FDA’s response to this question is: “No. Regardless of intent or how or from whom the information was received, suspected or known falsification or alteration of records required under parts 210, 211, and 212 must be fully investigated under the CGMP quality system to determine the effect of the event on patient safety, product quality, and data reliability; to determine the root cause; and to ensure the necessary corrective actions are taken (see §§ 211.22(a), 211.125(c), 211.192, 211.198, 211.204, and 212.100).”
Yet none of these regulatory provisions actually require that firms investigate an internal tip or information regarding a quality issue within the cGMP quality system.
Another example is question 1(a), in which the agency asks “what is data integrity?” The answer states that “[f]or the purposes of this guidance, data integrity refers to the completeness, consistency, and accuracy of data. Complete, consistent, and accurate data should be attributable, legible, contemporaneously recorded, original or a true copy, and accurate (ALCOA).” Under footnote 5, the agency’s stated support for the proposition that ALL data for drug manufacturing should be “contemporaneously recorded” is the regulatory requirements at 21 CFR 211.100(b) and 21 CFR 211.160(a), which granted, do provide that documentation take place “…at the time of performance…”.
However, these regulatory provisions are very narrowly tailored and refer specifically to, in the first instance, production and process control functions and, in the second instance, laboratory controls. The agency does not cite to any additional regulatory authority for the general notion enunciated in the answer to question 1(a) that ALL data must be contemporaneously recorded.
Later in the document, in response to question 1(c) the guidance states: “CGMP-compliant record-keeping practices prevent data from being lost or obscured and ensure that activities are documented at the time of performance (see §§ 211.68, 211.100, 211.160(a), 211.188, and 211.194)” [Emphasis added], and yet none of these additional regulatory citations speak to the requirement that all data must be contemporaneously recorded.
Another example is the requirement that ALL data generated and recorded in all drug facilities be “attributable” (meaning ascribed to a particular individual in the facility) as described by answer 1(a) and footnote 5. Yet, again the regulatory citations for this requirement are sorely lacking.
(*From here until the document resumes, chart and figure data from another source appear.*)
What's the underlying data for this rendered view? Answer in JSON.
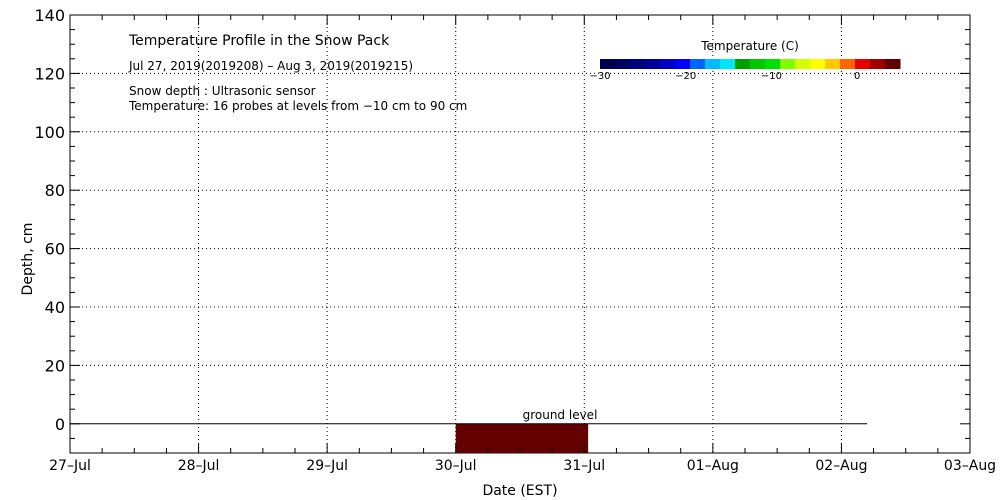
{
  "chart_data": {
    "type": "heatmap",
    "title": "Temperature Profile in the Snow Pack",
    "subtitle": "Jul 27, 2019(2019208) – Aug  3, 2019(2019215)",
    "notes": [
      "Snow depth : Ultrasonic sensor",
      "Temperature: 16 probes at levels from −10 cm to 90 cm"
    ],
    "xlabel": "Date (EST)",
    "ylabel": "Depth, cm",
    "x_ticks": [
      "27–Jul",
      "28–Jul",
      "29–Jul",
      "30–Jul",
      "31–Jul",
      "01–Aug",
      "02–Aug",
      "03–Aug"
    ],
    "xlim_days": [
      0,
      7
    ],
    "ylim": [
      -10,
      140
    ],
    "y_ticks": [
      0,
      20,
      40,
      60,
      80,
      100,
      120,
      140
    ],
    "grid": true,
    "ground_level": {
      "label": "ground level",
      "depth": 0,
      "x_start_day": 0,
      "x_end_day": 6.2
    },
    "temperature_cells": [
      {
        "x_start_day": 3.0,
        "x_end_day": 4.03,
        "y_from": -10,
        "y_to": 0,
        "color": "#650000"
      }
    ],
    "colorbar": {
      "title": "Temperature (C)",
      "range": [
        -30,
        5
      ],
      "tick_values": [
        -30,
        -20,
        -10,
        0
      ],
      "tick_labels": [
        "−30",
        "−20",
        "−10",
        "0"
      ],
      "colors": [
        "#000050",
        "#000064",
        "#00007d",
        "#000096",
        "#0000c8",
        "#0000ff",
        "#0064ff",
        "#00bcff",
        "#00e4ff",
        "#00a000",
        "#00c800",
        "#00e000",
        "#80ff00",
        "#d2ff00",
        "#ffff00",
        "#ffc800",
        "#ff6400",
        "#e60000",
        "#a00000",
        "#640000"
      ]
    }
  }
}
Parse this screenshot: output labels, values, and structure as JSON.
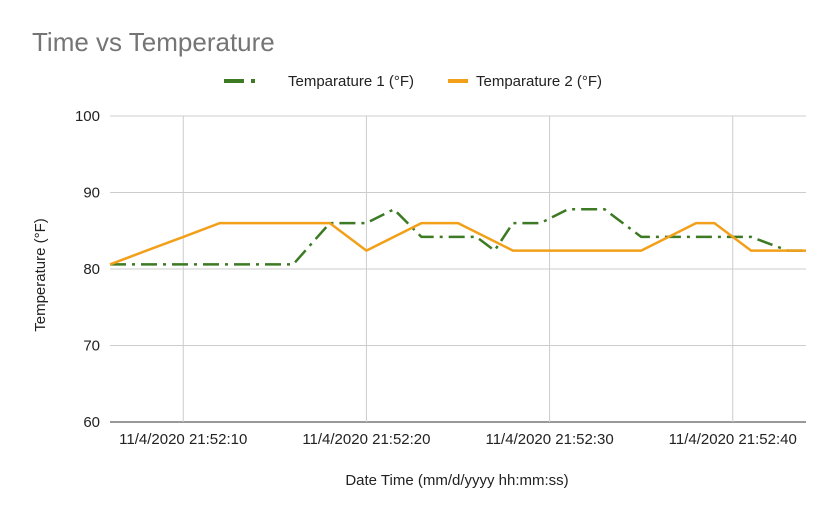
{
  "chart_data": {
    "type": "line",
    "title": "Time vs Temperature",
    "xlabel": "Date Time (mm/d/yyyy hh:mm:ss)",
    "ylabel": "Temperature (°F)",
    "ylim": [
      60,
      100
    ],
    "yticks": [
      "100",
      "90",
      "80",
      "70",
      "60"
    ],
    "xlim": [
      "11/4/2020 21:52:06",
      "11/4/2020 21:52:44"
    ],
    "xticks": [
      "11/4/2020 21:52:10",
      "11/4/2020 21:52:20",
      "11/4/2020 21:52:30",
      "11/4/2020 21:52:40"
    ],
    "grid": true,
    "legend_position": "top",
    "series": [
      {
        "name": "Temparature 1 (°F)",
        "color": "#3c7a23",
        "style": "dash-dot",
        "x": [
          "11/4/2020 21:52:06",
          "11/4/2020 21:52:12",
          "11/4/2020 21:52:16",
          "11/4/2020 21:52:18",
          "11/4/2020 21:52:20",
          "11/4/2020 21:52:21.5",
          "11/4/2020 21:52:23",
          "11/4/2020 21:52:26",
          "11/4/2020 21:52:27",
          "11/4/2020 21:52:28",
          "11/4/2020 21:52:29.5",
          "11/4/2020 21:52:31",
          "11/4/2020 21:52:33",
          "11/4/2020 21:52:35",
          "11/4/2020 21:52:38",
          "11/4/2020 21:52:41",
          "11/4/2020 21:52:43",
          "11/4/2020 21:52:44"
        ],
        "values": [
          80.6,
          80.6,
          80.6,
          86.0,
          86.0,
          87.8,
          84.2,
          84.2,
          82.4,
          86.0,
          86.0,
          87.8,
          87.8,
          84.2,
          84.2,
          84.2,
          82.4,
          82.4
        ]
      },
      {
        "name": "Temparature 2 (°F)",
        "color": "#f2a01a",
        "style": "solid",
        "x": [
          "11/4/2020 21:52:06",
          "11/4/2020 21:52:08",
          "11/4/2020 21:52:10",
          "11/4/2020 21:52:12",
          "11/4/2020 21:52:16",
          "11/4/2020 21:52:18",
          "11/4/2020 21:52:20",
          "11/4/2020 21:52:23",
          "11/4/2020 21:52:25",
          "11/4/2020 21:52:28",
          "11/4/2020 21:52:30",
          "11/4/2020 21:52:32",
          "11/4/2020 21:52:35",
          "11/4/2020 21:52:38",
          "11/4/2020 21:52:39",
          "11/4/2020 21:52:41",
          "11/4/2020 21:52:44"
        ],
        "values": [
          80.6,
          82.4,
          84.2,
          86.0,
          86.0,
          86.0,
          82.4,
          86.0,
          86.0,
          82.4,
          82.4,
          82.4,
          82.4,
          86.0,
          86.0,
          82.4,
          82.4
        ]
      }
    ]
  }
}
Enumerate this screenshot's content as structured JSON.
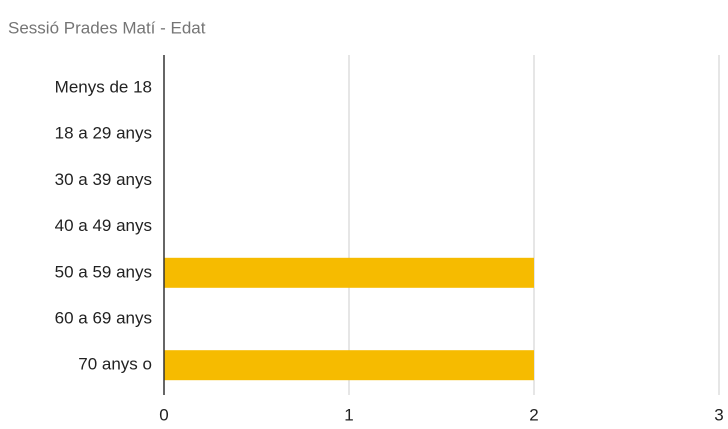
{
  "chart_data": {
    "type": "bar",
    "orientation": "horizontal",
    "title": "Sessió Prades Matí - Edat",
    "categories": [
      "Menys de 18",
      "18 a 29 anys",
      "30 a 39 anys",
      "40 a 49 anys",
      "50 a 59 anys",
      "60 a 69 anys",
      "70 anys o"
    ],
    "values": [
      0,
      0,
      0,
      0,
      2,
      0,
      2
    ],
    "color": "#f6bb00",
    "xlim": [
      0,
      3
    ],
    "xticks": [
      0,
      1,
      2,
      3
    ],
    "grid": true
  }
}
Of the ones cited in the guidance (§§ 211.101(d), 211.122, 211.186, 211.188(b)(11), and 212.50(c)(10)) only the last three regulatory provisions speak directly to the “attribution” issue, and again they are very narrowly tailored and only speak to, in the first instance, master production and control records, in the second instance, batch production and control records and, in the third instance, Positron Emission Tomography drug production and process control records!
We could go on and on but suffice it to say that the guidance on data integrity is replete with instances of regulation by guidance. We had hoped that an administration that claims to be concerned about over-regulation would make sure to prevent this, whether it is the result of notice and comment rulemaking, or the result of the more pernicious “regulation by guidance.”